Japanese Army and Air Force in China. Then they would launch a bombing campaign
against Japan’s Home Islands from Chinese bases and stage invasions of Japanese home
territory from the Chinese mainland.
Third, the US Navy could implement a variant of its thirty-year-old Plan Orange and
fight its way across the Central Pacific, seizing island bases and depending heavily upon
its newly developed fleet train for resupply under way at sea, defeating the Imperial
Japanese Navy as and when it offered itself in battle (Miller, 1991). Geopolitics and
geostrategy mandated that this drive must head for the Japanese Marianas. From there
the drive could veer north-westwards directly for Japan itself, move on Taiwan or reach
for the Philippines.
Which of the three options did the United States choose? In practice, it chose not to
choose. The drive north from Australia towards the Dutch East Indies, and eventually the
Philippines, was endorsed because it was MacArthur’s. After all, he had been created a
national hero by Washington for his supposedly heroic defence of Bataan and the island
of Corregidor in Manila Bay. Also, this land-oriented, albeit sea- and air-dependent,
thrust into the Japanese Empire appealed to the Army. The Navy’s understandable
preference for the ocean road to Tokyo was irresistible. Its strategic promise was high,
and it was complementary to MacArthur’s push. Exactly where the two thrusts would
meet – at the Philippines, Taiwan or Japan itself – would have to wait upon events. And
finally, the United States did attempt, seriously if unwisely, to construct an army in China
that could beat the Japanese and provide a safe continental haven from which a long-
range bombing campaign against the Home Islands could be conducted. But in 1944,
Japanese offensives in China were so successful that Chiang’s armies were obliged
to retreat deep into the country and US air bases for the bombing campaign were over-
run. As a result, China, the third threat vector, was belatedly taken off the American
strategy board, after the wasting of a mountain of matérieland thousands of lives. Japan
would be defeated by MacArthur from the south and Admiral Nimitz from the east. Was
it strategically essential to endorse both approaches? Probably not, though it may well
have confused the Japanese as to which threat was the main one. Since the Americans
themselves could not answer that question, one can excuse the Japanese for being
puzzled.
How was Japan defeated? In a material sense, by the US economy. The ‘Two-Ocean’

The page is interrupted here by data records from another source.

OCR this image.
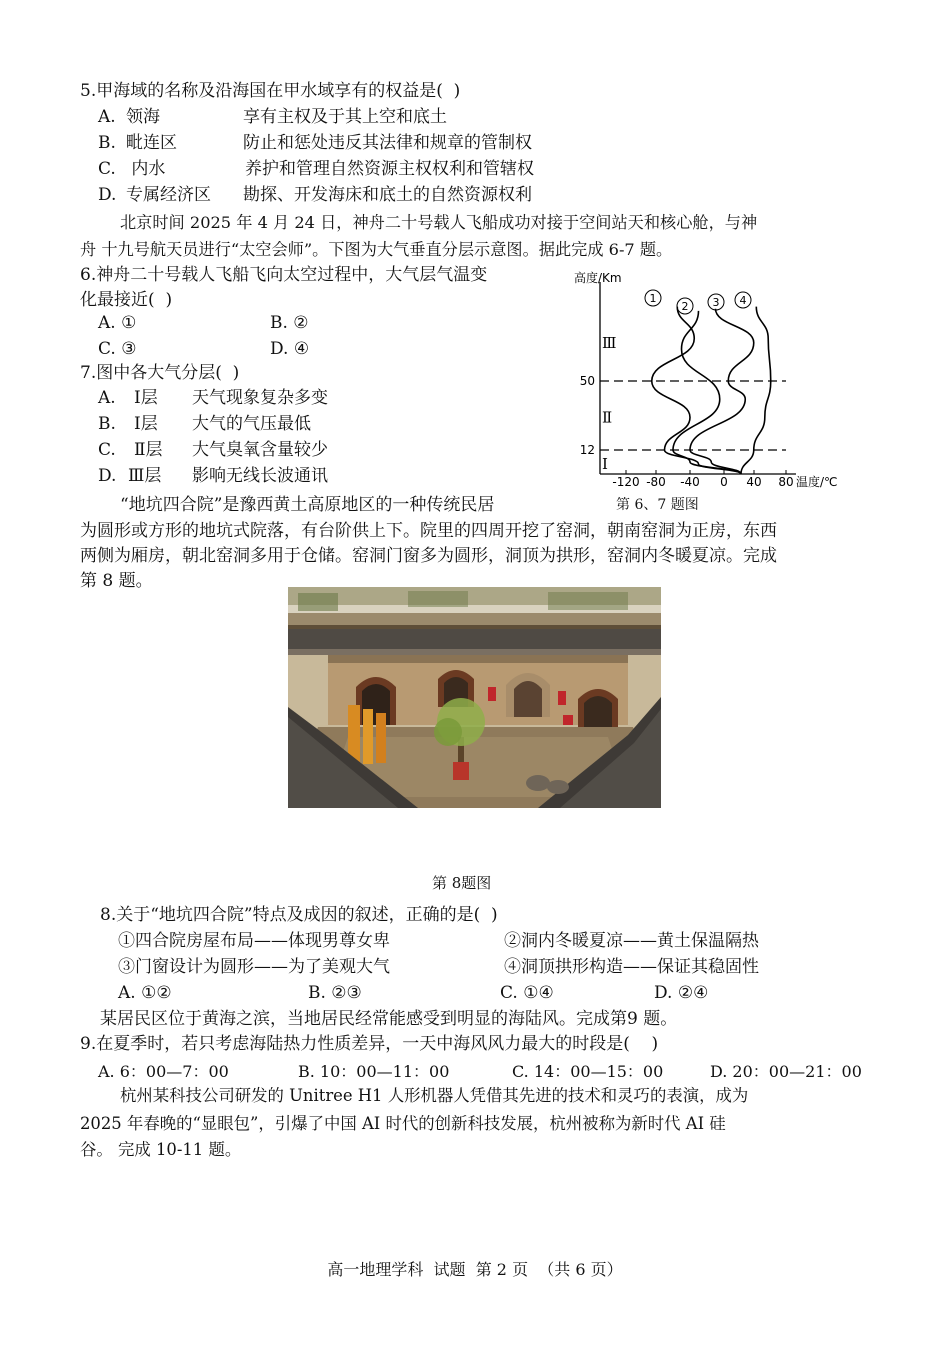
5.甲海域的名称及沿海国在甲水域享有的权益是(  )
A. 领海	享有主权及于其上空和底土
B. 毗连区	防止和惩处违反其法律和规章的管制权
C. 内水	养护和管理自然资源主权权利和管辖权
D. 专属经济区 勘探、开发海床和底土的自然资源权利
北京时间 2025 年 4 月 24 日，神舟二十号载人飞船成功对接于空间站天和核心舱，与神
舟 十九号航天员进行“太空会师”。下图为大气垂直分层示意图。据此完成 6-7 题。
6.神舟二十号载人飞船飞向太空过程中，大气层气温变
化最接近(  )
A. ①	B. ②
C. ③	D. ④
7.图中各大气分层(  )
A. Ⅰ层 天气现象复杂多变
B. Ⅰ层 大气的气压最低
C. Ⅱ层 大气臭氧含量较少
D. Ⅲ层 影响无线长波通讯
高度/Km
温度/℃
-120 -80 -40 0 40 80
12
50
Ⅰ
Ⅱ
Ⅲ
1
2 3 4
第 6、7 题图
“地坑四合院”是豫西黄土高原地区的一种传统民居
为圆形或方形的地坑式院落，有台阶供上下。院里的四周开挖了窑洞，朝南窑洞为正房，东西
两侧为厢房，朝北窑洞多用于仓储。窑洞门窗多为圆形，洞顶为拱形，窑洞内冬暖夏凉。完成
第 8 题。
第 8题图
8.关于“地坑四合院”特点及成因的叙述，正确的是(  )
①四合院房屋布局——体现男尊女卑	②洞内冬暖夏凉——黄土保温隔热
③门窗设计为圆形——为了美观大气	④洞顶拱形构造——保证其稳固性
A. ①②	B. ②③	C. ①④	D. ②④
某居民区位于黄海之滨，当地居民经常能感受到明显的海陆风。完成第9 题。
9.在夏季时，若只考虑海陆热力性质差异，一天中海风风力最大的时段是(    )
A. 6：00—7：00	B. 10：00—11：00	C. 14：00—15：00	D. 20：00—21：00
杭州某科技公司研发的 Unitree H1 人形机器人凭借其先进的技术和灵巧的表演，成为
2025 年春晚的“显眼包”，引爆了中国 AI 时代的创新科技发展，杭州被称为新时代 AI 硅
谷。 完成 10-11 题。
高一地理学科  试题  第 2 页  （共 6 页）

Navy Act of 1940 looked to achieve a 70 per cent increase in the size of the Navy, while
the country mobilized in depth in all dimensions of its war-making needs. The Japanese
were surprised by the scale and pace of the US mobilization, as well as by the character
and speed of the US Navy’s recovery from its losses at Pearl Harbor, the Coral Sea and
Midway. But Tokyo had never treasured any illusions as to the ultimate military-industrial
strength of the United States. It knew that it must lose a long war of attrition. It would be
a profound error, however, to attribute Japan’s defeat largely to the weight of America’s
military production. The US Navy and Marine Corps invented new ways of warfare, and
learnt to execute them effectively. With inadvertent assistance from Admiral Yamamoto,
the US Navy changed from being a battleship navy to being a carrier navy. The latter
assumed the fleet crown of being the ‘capital ship’ in the drive across the Central Pacific.
The thrust that from November 1943 until June 1944 took the Japanese-held Gilberts,
Marshalls, Carolines and Marianas on Tokyo’s 14,200-mile maritime defence perimeter
was led by joint carrier task forces. This was completely new in the history of warfare.